A busca pelo mais famoso vinho do Império Bizantino

Fernando Miranda é professor da ABS Rio, ex-presidente autor de livro e artigos diversos sobre vinho.

Degustar um vinho com aroma do deserto extinto há mais de 1.400 anos. É o que planejam arqueólogos israelenses que descobriram sementes de uva milenares nas ruínas da cidade bizantina de Elusa, no deserto do Negev (Sul de Israel), conhecida por ter produzido o vinho mais saboroso do Mediterrâneo.

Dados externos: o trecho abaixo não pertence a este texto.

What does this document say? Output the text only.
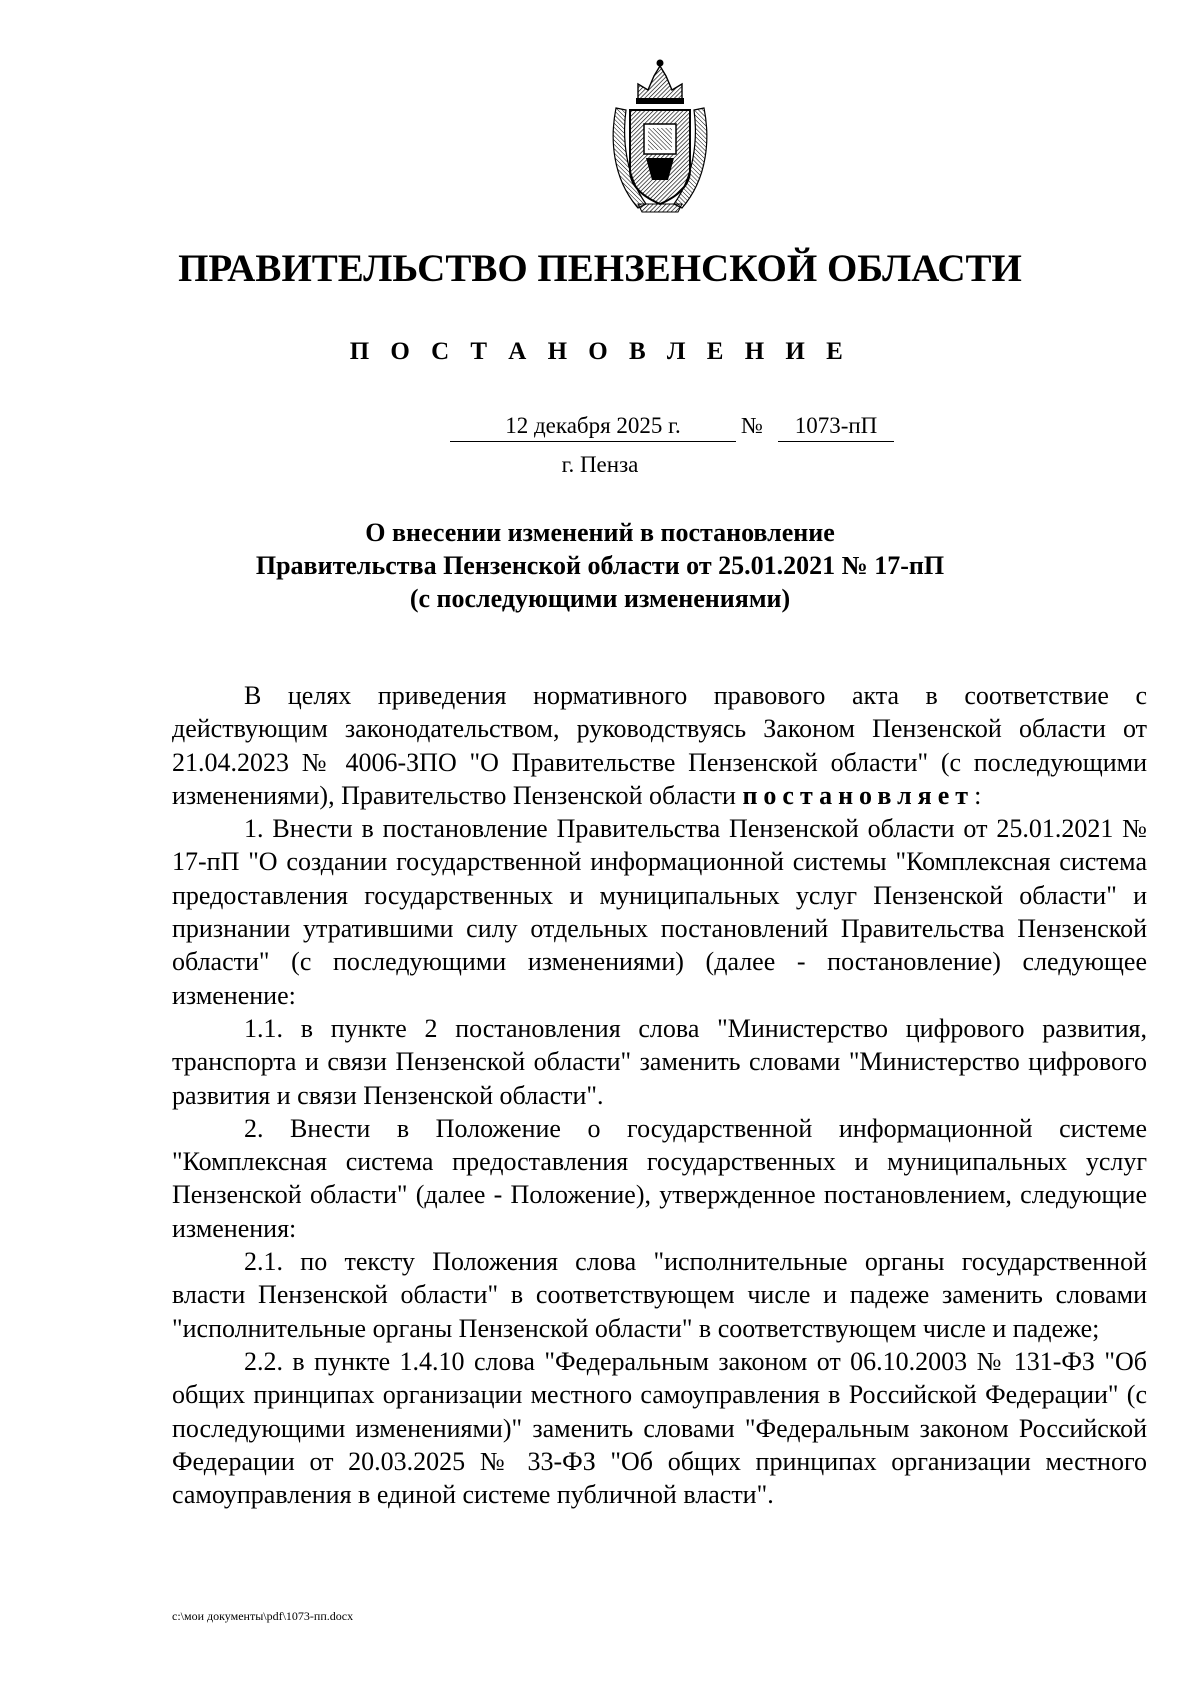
ПРАВИТЕЛЬСТВО ПЕНЗЕНСКОЙ ОБЛАСТИ
П О С Т А Н О В Л Е Н И Е
12 декабря 2025 г.	№	1073-пП
г. Пенза
О внесении изменений в постановление
Правительства Пензенской области от 25.01.2021 № 17-пП
(с последующими изменениями)

В целях приведения нормативного правового акта в соответствие с действующим законодательством, руководствуясь Законом Пензенской области от 21.04.2023 № 4006-ЗПО "О Правительстве Пензенской области" (с последующими изменениями), Правительство Пензенской области постановляет:

1. Внести в постановление Правительства Пензенской области от 25.01.2021 № 17-пП "О создании государственной информационной системы "Комплексная система предоставления государственных и муниципальных услуг Пензенской области" и признании утратившими силу отдельных постановлений Правительства Пензенской области" (с последующими изменениями) (далее - постановление) следующее изменение:

1.1. в пункте 2 постановления слова "Министерство цифрового развития, транспорта и связи Пензенской области" заменить словами "Министерство цифрового развития и связи Пензенской области".

2. Внести в Положение о государственной информационной системе "Комплексная система предоставления государственных и муниципальных услуг Пензенской области" (далее - Положение), утвержденное постановлением, следующие изменения:

2.1. по тексту Положения слова "исполнительные органы государственной власти Пензенской области" в соответствующем числе и падеже заменить словами "исполнительные органы Пензенской области" в соответствующем числе и падеже;

2.2. в пункте 1.4.10 слова "Федеральным законом от 06.10.2003 № 131-ФЗ "Об общих принципах организации местного самоуправления в Российской Федерации" (с последующими изменениями)" заменить словами "Федеральным законом Российской Федерации от 20.03.2025 № 33-ФЗ "Об общих принципах организации местного самоуправления в единой системе публичной власти".

c:\мои документы\pdf\1073-пп.docx
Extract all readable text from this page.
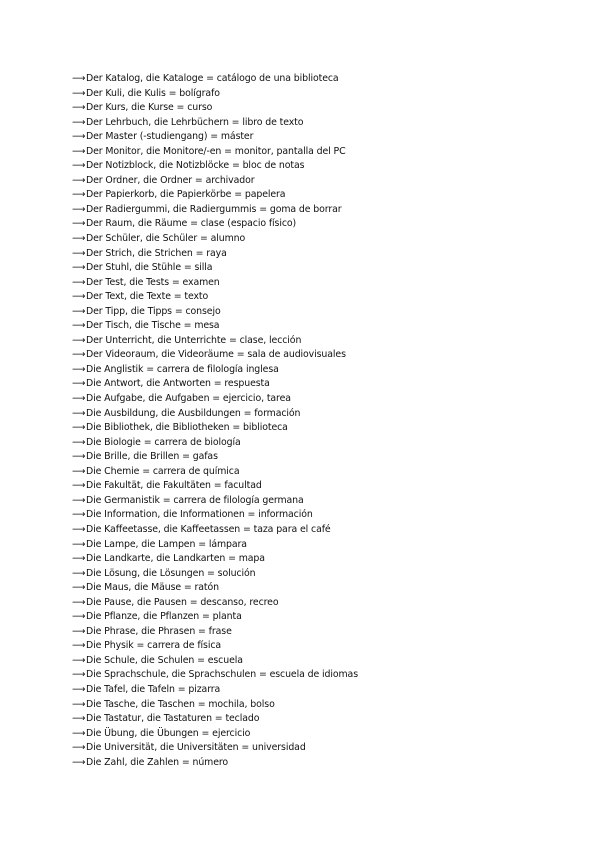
⟶Der Katalog, die Kataloge = catálogo de una biblioteca
⟶Der Kuli, die Kulis = bolígrafo
⟶Der Kurs, die Kurse = curso
⟶Der Lehrbuch, die Lehrbüchern = libro de texto
⟶Der Master (-studiengang) = máster
⟶Der Monitor, die Monitore/-en = monitor, pantalla del PC
⟶Der Notizblock, die Notizblöcke = bloc de notas
⟶Der Ordner, die Ordner = archivador
⟶Der Papierkorb, die Papierkörbe = papelera
⟶Der Radiergummi, die Radiergummis = goma de borrar
⟶Der Raum, die Räume = clase (espacio físico)
⟶Der Schüler, die Schüler = alumno
⟶Der Strich, die Strichen = raya
⟶Der Stuhl, die Stühle = silla
⟶Der Test, die Tests = examen
⟶Der Text, die Texte = texto
⟶Der Tipp, die Tipps = consejo
⟶Der Tisch, die Tische = mesa
⟶Der Unterricht, die Unterrichte = clase, lección
⟶Der Videoraum, die Videoräume = sala de audiovisuales
⟶Die Anglistik = carrera de filología inglesa
⟶Die Antwort, die Antworten = respuesta
⟶Die Aufgabe, die Aufgaben = ejercicio, tarea
⟶Die Ausbildung, die Ausbildungen = formación
⟶Die Bibliothek, die Bibliotheken = biblioteca
⟶Die Biologie = carrera de biología
⟶Die Brille, die Brillen = gafas
⟶Die Chemie = carrera de química
⟶Die Fakultät, die Fakultäten = facultad
⟶Die Germanistik = carrera de filología germana
⟶Die Information, die Informationen = información
⟶Die Kaffeetasse, die Kaffeetassen = taza para el café
⟶Die Lampe, die Lampen = lámpara
⟶Die Landkarte, die Landkarten = mapa
⟶Die Lösung, die Lösungen = solución
⟶Die Maus, die Mäuse = ratón
⟶Die Pause, die Pausen = descanso, recreo
⟶Die Pflanze, die Pflanzen = planta
⟶Die Phrase, die Phrasen = frase
⟶Die Physik = carrera de física
⟶Die Schule, die Schulen = escuela
⟶Die Sprachschule, die Sprachschulen = escuela de idiomas
⟶Die Tafel, die Tafeln = pizarra
⟶Die Tasche, die Taschen = mochila, bolso
⟶Die Tastatur, die Tastaturen = teclado
⟶Die Übung, die Übungen = ejercicio
⟶Die Universität, die Universitäten = universidad
⟶Die Zahl, die Zahlen = número
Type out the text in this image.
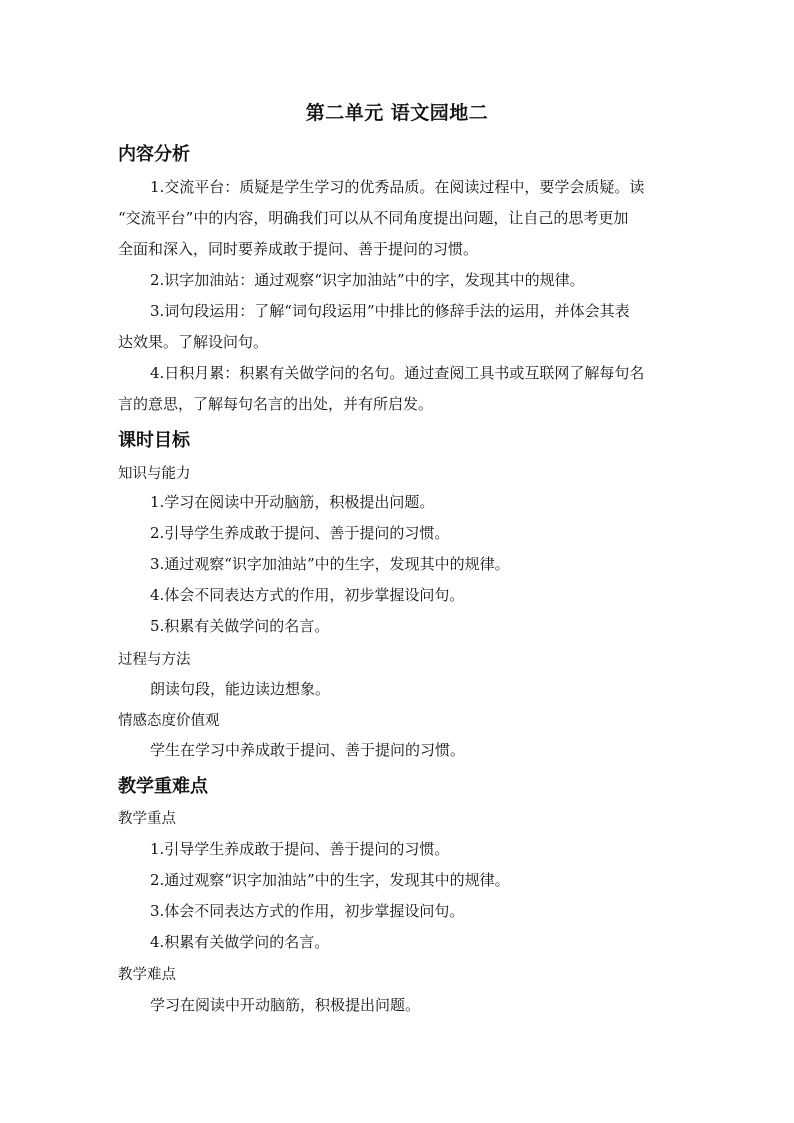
第二单元 语文园地二
内容分析
1.交流平台：质疑是学生学习的优秀品质。在阅读过程中，要学会质疑。读
“交流平台”中的内容，明确我们可以从不同角度提出问题，让自己的思考更加
全面和深入，同时要养成敢于提问、善于提问的习惯。
2.识字加油站：通过观察“识字加油站”中的字，发现其中的规律。
3.词句段运用：了解“词句段运用”中排比的修辞手法的运用，并体会其表
达效果。了解设问句。
4.日积月累：积累有关做学问的名句。通过查阅工具书或互联网了解每句名
言的意思，了解每句名言的出处，并有所启发。
课时目标
知识与能力
1.学习在阅读中开动脑筋，积极提出问题。
2.引导学生养成敢于提问、善于提问的习惯。
3.通过观察“识字加油站”中的生字，发现其中的规律。
4.体会不同表达方式的作用，初步掌握设问句。
5.积累有关做学问的名言。
过程与方法
朗读句段，能边读边想象。
情感态度价值观
学生在学习中养成敢于提问、善于提问的习惯。
教学重难点
教学重点
1.引导学生养成敢于提问、善于提问的习惯。
2.通过观察“识字加油站”中的生字，发现其中的规律。
3.体会不同表达方式的作用，初步掌握设问句。
4.积累有关做学问的名言。
教学难点
学习在阅读中开动脑筋，积极提出问题。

As sementes são de uma variedade extinta, que desapareceu no século VII. O Vinho do Negev – ou Vinho de Gaza, pois a bebida era exportada aos quatro cantos do Império Bizantino através do antigo Porto de Gaza – fazia a alegria de amantes das libações na Grécia, na Espanha, no Egito e na Itália.

Essa é a primeira vez que sementes de uva da época bizantina são encontradas. Elas foram descobertas numa escavação conjunta da Universidade de Haifa e da Autoridade de Antiguidades de Israel (AAI). Como era de se esperar, estão envelhecidas e carbonizadas. Mas o material genético sobreviveu. Os especialistas vão agora tentar recriar o DNA das uvas para chegar o mais próximo possível do original da época bizantina. Textos da época contam como o vinho de Elusa, uma das maiores cidades da região durante a Era Bizantina, era de alta qualidade, caro e reverenciado. O que os estudiosos não sabem é o porquê.

– Não sabemos exatamente como eles faziam o vinho. Mas sabemos que a quantidade de açúcar era maior. Na uva europeia há algo como 8% de açúcar. Na do Negev, o percentual chegava a 13%. Era, com certeza, um vinho mais doce, com um nível de álcool mais alto – diz o arqueólogo Guy Bar-Oz, diretor da escavação.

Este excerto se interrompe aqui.